New Entry, a partnership between Tufts University and Community Teamwork, Inc. was started in 1988 to help immigrants and refugees find farming opportunities on three farms in Dracut.
In 2005, it grew to include World PEAS (People Enhancing Agricultural Sustainability), a Community Supported Agriculture program through which people can purchase weekly “shares” of locally grown produce, opening up a market to the farmers for their crops.
It started with 15 shares a week; it has blossomed to 415 shares, grown by three dozen small farmers. They also provide fresh produce to three senior centers, summer feeding programs and a transitional living center, as well as sell $23 shares for $10 each to 150 low-income families in the area.
On Wednesday morning, they celebrated the opening of their new distribution center at 200 Crosby Street in the city’s Back Central neighborhood. The warehouse space provides them with a double loading dock, and a better location than their previous headquarters – a “circus tent” at Richardson Farm in Dracut.
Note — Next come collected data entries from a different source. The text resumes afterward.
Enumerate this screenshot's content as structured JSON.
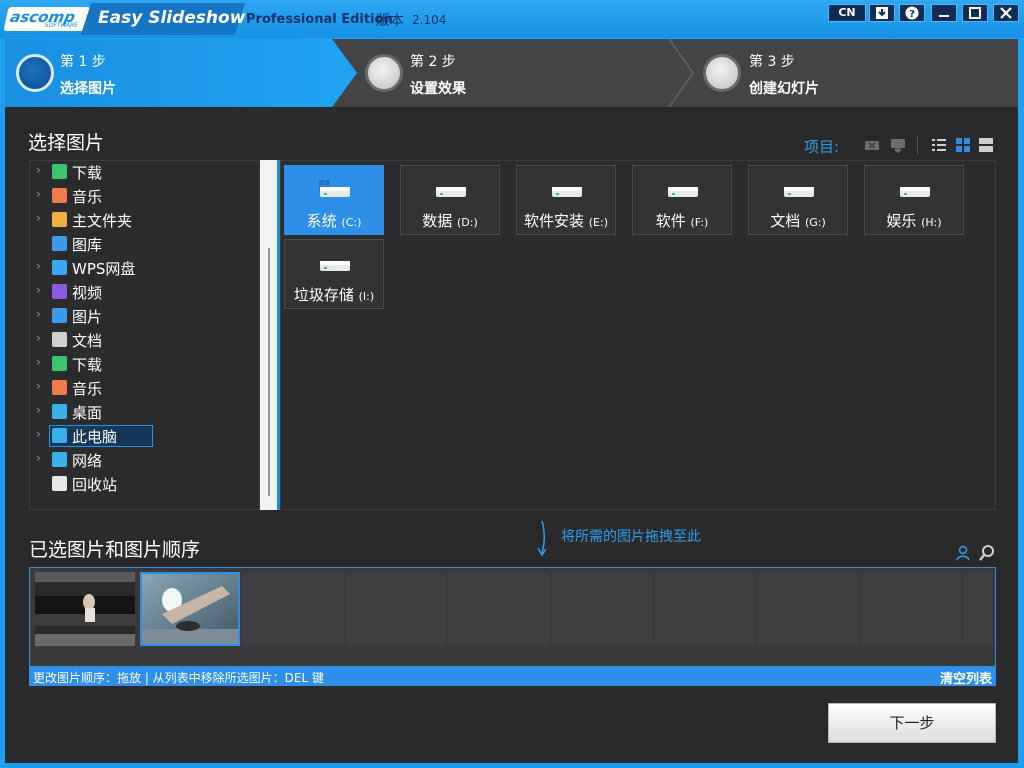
{
  "titlebar": {
    "logo_text": "ascomp",
    "logo_sub": "SOFTWARE",
    "app_name": "Easy Slideshow",
    "edition": "Professional Edition",
    "version_label": "版本",
    "version": "2.104",
    "lang_button": "CN"
  },
  "wizard": {
    "steps": [
      {
        "num": "第 1 步",
        "label": "选择图片"
      },
      {
        "num": "第 2 步",
        "label": "设置效果"
      },
      {
        "num": "第 3 步",
        "label": "创建幻灯片"
      }
    ]
  },
  "picker": {
    "title": "选择图片",
    "items_label": "项目:"
  },
  "tree": {
    "nodes": [
      {
        "label": "下载",
        "icon": "download-icon",
        "color": "#3cc46a",
        "expandable": true
      },
      {
        "label": "音乐",
        "icon": "music-icon",
        "color": "#f07a4a",
        "expandable": true
      },
      {
        "label": "主文件夹",
        "icon": "home-icon",
        "color": "#f0b040",
        "expandable": true
      },
      {
        "label": "图库",
        "icon": "gallery-icon",
        "color": "#3a9ae8",
        "expandable": false
      },
      {
        "label": "WPS网盘",
        "icon": "cloud-icon",
        "color": "#3aa8f0",
        "expandable": true
      },
      {
        "label": "视频",
        "icon": "video-icon",
        "color": "#8a5ae0",
        "expandable": true
      },
      {
        "label": "图片",
        "icon": "picture-icon",
        "color": "#3a9ae8",
        "expandable": true
      },
      {
        "label": "文档",
        "icon": "document-icon",
        "color": "#cfcfcf",
        "expandable": true
      },
      {
        "label": "下载",
        "icon": "download-icon",
        "color": "#3cc46a",
        "expandable": true
      },
      {
        "label": "音乐",
        "icon": "music-icon",
        "color": "#f07a4a",
        "expandable": true
      },
      {
        "label": "桌面",
        "icon": "desktop-icon",
        "color": "#3ab0e8",
        "expandable": true
      },
      {
        "label": "此电脑",
        "icon": "computer-icon",
        "color": "#3ab0e8",
        "expandable": true,
        "selected": true
      },
      {
        "label": "网络",
        "icon": "network-icon",
        "color": "#3ab0e8",
        "expandable": true
      },
      {
        "label": "回收站",
        "icon": "recycle-bin-icon",
        "color": "#e8e8e8",
        "expandable": false
      }
    ]
  },
  "drives": [
    {
      "name": "系统",
      "letter": "(C:)",
      "selected": true
    },
    {
      "name": "数据",
      "letter": "(D:)"
    },
    {
      "name": "软件安装",
      "letter": "(E:)"
    },
    {
      "name": "软件",
      "letter": "(F:)"
    },
    {
      "name": "文档",
      "letter": "(G:)"
    },
    {
      "name": "娱乐",
      "letter": "(H:)"
    },
    {
      "name": "垃圾存储",
      "letter": "(I:)"
    }
  ],
  "selected": {
    "title": "已选图片和图片顺序",
    "drop_hint": "将所需的图片拖拽至此",
    "status_left": "更改图片顺序：拖放 | 从列表中移除所选图片：DEL 键",
    "clear_list": "清空列表"
  },
  "next_button": "下一步"
}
Those in attendance included Mayor Patrick Murphy, Assistant City Manager/DPD Director Adam Baacke, Economic Development Director Theresa Park, Sean Devendorf from Tufts University Friedman School and CTI Executive Director Karen Frederick.
How did they end up in Lowell? The group mentioned in their newsletter they were looking for space. The call was quickly answered by Baacke and Park, who helped World PEAS find their new home.
“I fell in love with it,” New Entry Director Jennifer Hashley said of the old mill space.
Mayor Patrick Murphy said he was pleased to see World PEAS setting up shop in the Back Central neighborhood, where his family first settled coming from the farms of Ireland to work in the mills.
“It’s good to see that this mill is going to benefit low-income and immigrant workers who want to grow their own business and rediscover that sense of home,” Murphy said.